Probability of picking 4 different valued and suited cards from pack I want to know the probability of picking 4 different valued and suited cards from a standard pack of $52$ cards. I reasoned that first you pick a card, and from the remaining $51$ cards you can pick $52-(13+3)$ cards and from the $50$ remaining cards you can pick $52-2(13+3)$ cards and from the remaining $49$ cards you can pick $52-3(13+3)$ cards so the probability is
$$\frac{36\cdot20\cdot 4}{51\cdot50\cdot49}=\frac{96}{4165}$$
Is my reasoning correct? Thanks for any comments.
 A: I would rather try to count the number of hands of 4 cards that fullfill your conditions:


*

*you have to pick one spade card: $13$ choices

*you have to pick one heart card: $12$ choices (it should be different from the spade value)

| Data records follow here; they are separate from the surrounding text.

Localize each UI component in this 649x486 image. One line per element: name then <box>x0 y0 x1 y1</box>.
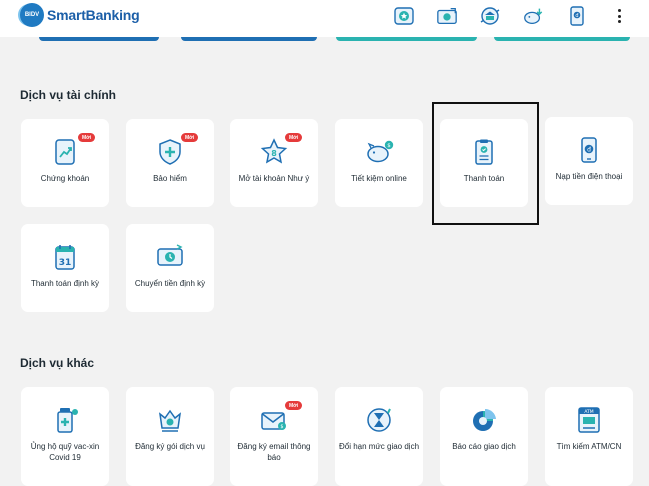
report-chart-icon <box>469 405 499 435</box>
svg-text:8: 8 <box>271 149 277 158</box>
tile-label: Bảo hiểm <box>153 174 187 183</box>
tile-label: Thanh toán định kỳ <box>30 279 100 288</box>
insurance-shield-icon <box>155 137 185 167</box>
section-title-financial: Dịch vụ tài chính <box>20 88 117 102</box>
tile-label: Đăng ký gói dịch vụ <box>135 442 205 451</box>
top-bar: BIDV SmartBanking đ <box>0 0 649 37</box>
tile-scheduled-payment[interactable]: 31 Thanh toán định kỳ <box>21 224 109 312</box>
tile-transaction-report[interactable]: Báo cáo giao dịch <box>440 387 528 486</box>
screen: BIDV SmartBanking đ Dịch vụ tài chính Mớ… <box>0 0 649 486</box>
svg-text:31: 31 <box>59 258 72 268</box>
tile-online-savings[interactable]: $ Tiết kiệm online <box>335 119 423 207</box>
tile-label: Chứng khoán <box>40 174 90 183</box>
tile-label: Nạp tiền điện thoại <box>555 172 623 181</box>
prev-card-edge <box>494 37 630 41</box>
tile-transaction-limit[interactable]: Đổi hạn mức giao dịch <box>335 387 423 486</box>
tile-label: Chuyển tiền định kỳ <box>134 279 206 288</box>
tile-scheduled-transfer[interactable]: Chuyển tiền định kỳ <box>126 224 214 312</box>
svg-text:$: $ <box>280 424 283 430</box>
prev-card-edge <box>336 37 477 41</box>
rewards-icon[interactable] <box>393 5 415 27</box>
new-badge: Mới <box>181 133 198 142</box>
email-notification-icon: $ <box>259 405 289 435</box>
tile-label: Tiết kiệm online <box>351 174 407 183</box>
new-badge: Mới <box>78 133 95 142</box>
section-title-other: Dịch vụ khác <box>20 356 95 370</box>
tile-email-notification[interactable]: $ Mới Đăng ký email thông báo <box>230 387 318 486</box>
star-account-icon: 8 <box>259 137 289 167</box>
svg-text:$: $ <box>387 143 391 149</box>
tile-label: Tìm kiếm ATM/CN <box>556 442 622 451</box>
phone-topup-icon: đ <box>574 135 604 165</box>
tile-service-package[interactable]: Đăng ký gói dịch vụ <box>126 387 214 486</box>
scheduled-transfer-icon <box>155 242 185 272</box>
service-package-icon <box>155 405 185 435</box>
limit-change-icon <box>364 405 394 435</box>
prev-card-edge <box>181 37 317 41</box>
vaccine-icon <box>50 405 80 435</box>
new-badge: Mới <box>285 401 302 410</box>
tile-payment[interactable]: Thanh toán <box>440 119 528 207</box>
atm-icon: ATM <box>574 405 604 435</box>
piggy-bank-icon: $ <box>364 137 394 167</box>
svg-text:ATM: ATM <box>584 409 593 415</box>
app-logo[interactable]: BIDV SmartBanking <box>20 3 140 27</box>
tile-insurance[interactable]: Mới Bảo hiểm <box>126 119 214 207</box>
piggy-bank-icon[interactable] <box>522 5 544 27</box>
new-badge: Mới <box>285 133 302 142</box>
bill-payment-icon <box>469 137 499 167</box>
tile-label: Đổi hạn mức giao dịch <box>338 442 420 451</box>
bank-exchange-icon[interactable] <box>479 5 501 27</box>
tile-stocks[interactable]: Mới Chứng khoán <box>21 119 109 207</box>
tile-vaccine-fund[interactable]: Ủng hộ quỹ vac-xin Covid 19 <box>21 387 109 486</box>
tile-phone-topup[interactable]: đ Nạp tiền điện thoại <box>545 117 633 205</box>
prev-card-edge <box>39 37 159 41</box>
more-menu-icon[interactable] <box>611 7 627 25</box>
calendar-icon: 31 <box>50 242 80 272</box>
phone-topup-icon[interactable]: đ <box>566 5 588 27</box>
tile-label: Đăng ký email thông báo <box>237 442 311 462</box>
tile-label: Thanh toán <box>463 174 505 183</box>
tile-label: Ủng hộ quỹ vac-xin Covid 19 <box>30 442 100 462</box>
stock-chart-icon <box>50 137 80 167</box>
tile-label: Báo cáo giao dịch <box>452 442 516 451</box>
camera-transfer-icon[interactable] <box>436 5 458 27</box>
tile-open-account[interactable]: 8 Mới Mở tài khoản Như ý <box>230 119 318 207</box>
logo-badge: BIDV <box>20 3 44 27</box>
tile-atm-finder[interactable]: ATM Tìm kiếm ATM/CN <box>545 387 633 486</box>
svg-text:đ: đ <box>587 146 591 153</box>
tile-label: Mở tài khoản Như ý <box>238 174 310 183</box>
brand-name: SmartBanking <box>47 7 140 23</box>
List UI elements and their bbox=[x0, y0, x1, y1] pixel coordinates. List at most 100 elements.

*for the diamond you have $11$ possible choices

*for the club, there remain $10$ choices


Finally there are $13 \cdot 12 \cdot 11 \cdot 10 = 17160$ possible hands.
The total number of hands is ${52 \choose 4} = 270725$, and finally your probability is
$$p={17160 \over 270725} = {264 \over 4165}$$
A: There are certainly $36$ cards that are a different suit and value from the first one. After two are chosen, there are $22$ good options for the third card, because $11$ of $13$ cards in each of the two remaining suits dodge the already-selected values. For the last card, it has to be in the one remaining suit, and there are three values it cannot be, so there are $10$ good options for it. Thus:
$$\frac{36}{51}\cdot\frac{22}{50}\cdot\frac{10}{49}=\frac{12\cdot 11\cdot 2}{17\cdot 5\cdot 49}=\frac{264}{4165}$$
When you subtracted $2(13+3)$, that was a bit too much, because part of each $3$ is part of the other $13$, so you counted $2$ cards twice.